By now, all lenders have likely been faced with at least one situation where a borrower alleges that the lender lacked standing to sue on a note because the lender was not the holder of the note. While New Jersey courts have largely eliminated this defense, at least in the post-judgment context (see here), a recent decision from the Appellate Division reminds us that a lender can have standing to sue even when it is not a holder in due course.
In Lynx Asset Services, LLC v. Simon Zarour, National City Bank loaned defendant $190,000, and defendant executed a mortgage as security for the note. Thereafter, National City merged with PNC Bank. Sometime later, PNC Bank delivered the original note to Lynx Asset Services, LLC and issued an assignment of the note and mortgage, but did not indorse the assignment. Defendant eventually defaulted on the note and Lynx sued. Defendant admitted that he signed the note and mortgage and that he had stopped paying on the note. He nonetheless argued that Lynx lacked standing to sue because it did not have a signed assignment. The trial court rejected this claim, and the Appellate Division affirmed, holding that, although Lynx was not a holder in due course, it nonetheless had standing to sue on the note because it was a non-holder with the rights of a holder.
The Official Comment to the UCC explains what it means to be a nonholder with holder status:
The definition [of a person entitled to enforce an instrument] recognizes that enforcement is not limited to holders. . . It also includes a person in possession of an instrument who is not a holder. A nonholder in possession of an instrument includes a person that acquired rights of a holder . . . under Section 3-203(a).

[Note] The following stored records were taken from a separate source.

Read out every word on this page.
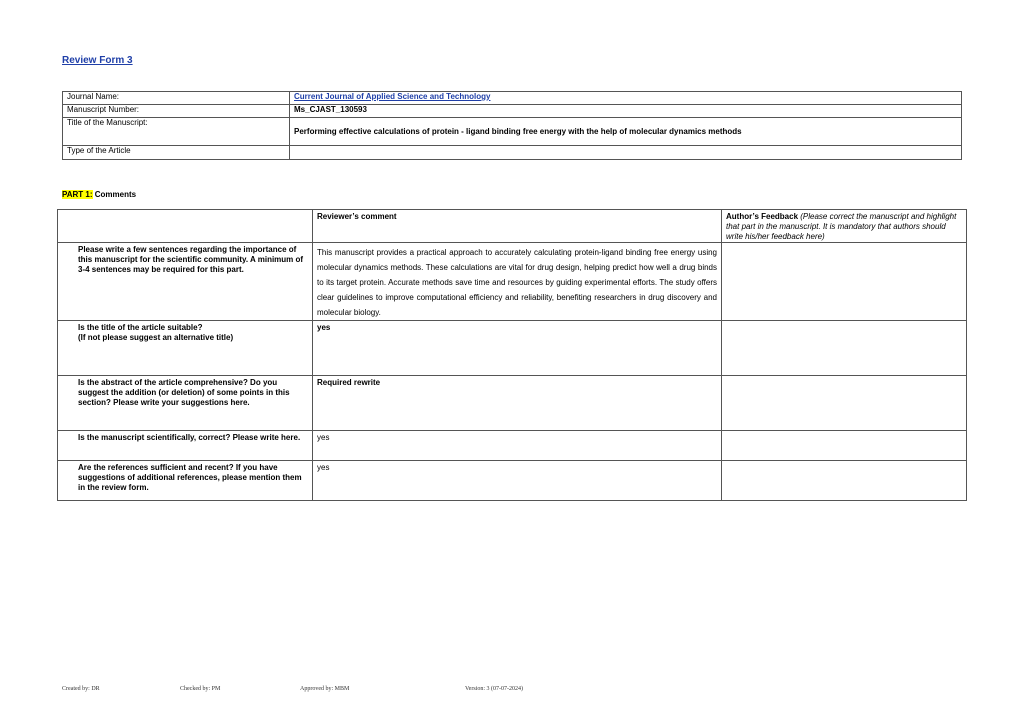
Review Form 3
Journal Name:	Current Journal of Applied Science and Technology
Manuscript Number:	Ms_CJAST_130593
Title of the Manuscript:	Performing effective calculations of protein - ligand binding free energy with the help of molecular dynamics methods
Type of the Article	
PART 1: Comments
	Reviewer’s comment	Author’s Feedback (Please correct the manuscript and highlight that part in the manuscript. It is mandatory that authors should write his/her feedback here)
Please write a few sentences regarding the importance of this manuscript for the scientific community. A minimum of 3-4 sentences may be required for this part.	This manuscript provides a practical approach to accurately calculating protein-ligand binding free energy using molecular dynamics methods. These calculations are vital for drug design, helping predict how well a drug binds to its target protein. Accurate methods save time and resources by guiding experimental efforts. The study offers clear guidelines to improve computational efficiency and reliability, benefiting researchers in drug discovery and molecular biology.	
Is the title of the article suitable?
(If not please suggest an alternative title)	yes	
Is the abstract of the article comprehensive? Do you suggest the addition (or deletion) of some points in this section? Please write your suggestions here.	Required rewrite	
Is the manuscript scientifically, correct? Please write here.	yes	
Are the references sufficient and recent? If you have suggestions of additional references, please mention them in the review form.	yes	
Created by: DR	Checked by: PM	Approved by: MBM	Version: 3 (07-07-2024)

N.J.S.A. 12A:3-301 (emphasis added). In turn, Section 3-203(a) states that a person acquires the rights of a holder upon “transfer” of the instrument, which occurs when the instrument is “delivered by a person other than its issuer for the purpose of giving to the person receiving delivery the right to enforce the instrument.” Therefore, like the lender in Lynx Asset Services, a party that receives the original note for the purpose of enforcing that note, has standing to sue under the note.
In Bank of New York v. Raftogianis, 418 N.J. Super. 323, 331-32 (Ch. Div. 2010), the court provided a detailed explanation of what it means to be a nonholder with the rights of a holder under Section 3-203, and how it provides an alternate route to standing:
[Section 301] also provides that an instrument may be enforced by “a nonholder in possession of the instrument who has the rights of a holder.” How does one obtain that status? There are a variety of circumstances where a party may obtain that status. That may occur, by example, where a creditor of a holder acquires an instrument through execution. More frequently, that status will be created by the “transfer” of the instrument, without negotiation. As already noted, transfer occurs when the instrument is delivered for the purpose of giving the person receiving the instrument the right to enforce it. The statute also provides that the transfer of the instrument, without negotiation, vests in the transferee the transferor’s right to enforce the instrument. That circumstance can be illustrated by reference to the dispute presented here. The note at issue, as originally drafted, was payable “to the order of” the original lender. The negotiation of the note, in that form, would require endorsement, either to a designated recipient of the note or in blank. The note, however, could be transferred without an endorsement. Assuming the transfer was for the purpose of giving the recipient the ability to enforce the note, the recipient would become a “nonholder in possession with the rights of a holder.” That would require, however, the physical delivery of the note.
Under either of the provisions of N.J.S.A. 12A:3–301 which are at issue here, the person seeking to enforce the note must have possession. That is required to be a holder, and to be a nonholder in possession with the rights of a holder.
Id. at 331-32 (emphasis added).
It is important to keep in mind that being a nonholder with holder status necessarily assumes that the underlying note was not “negotiated” through a properly executed indorsement or allonge. Therefore, establishing that the lender is a nonholder with holder status affords the lender an alternate route to establish standing in situations where there is an issue with the indorsement or allonge of a note.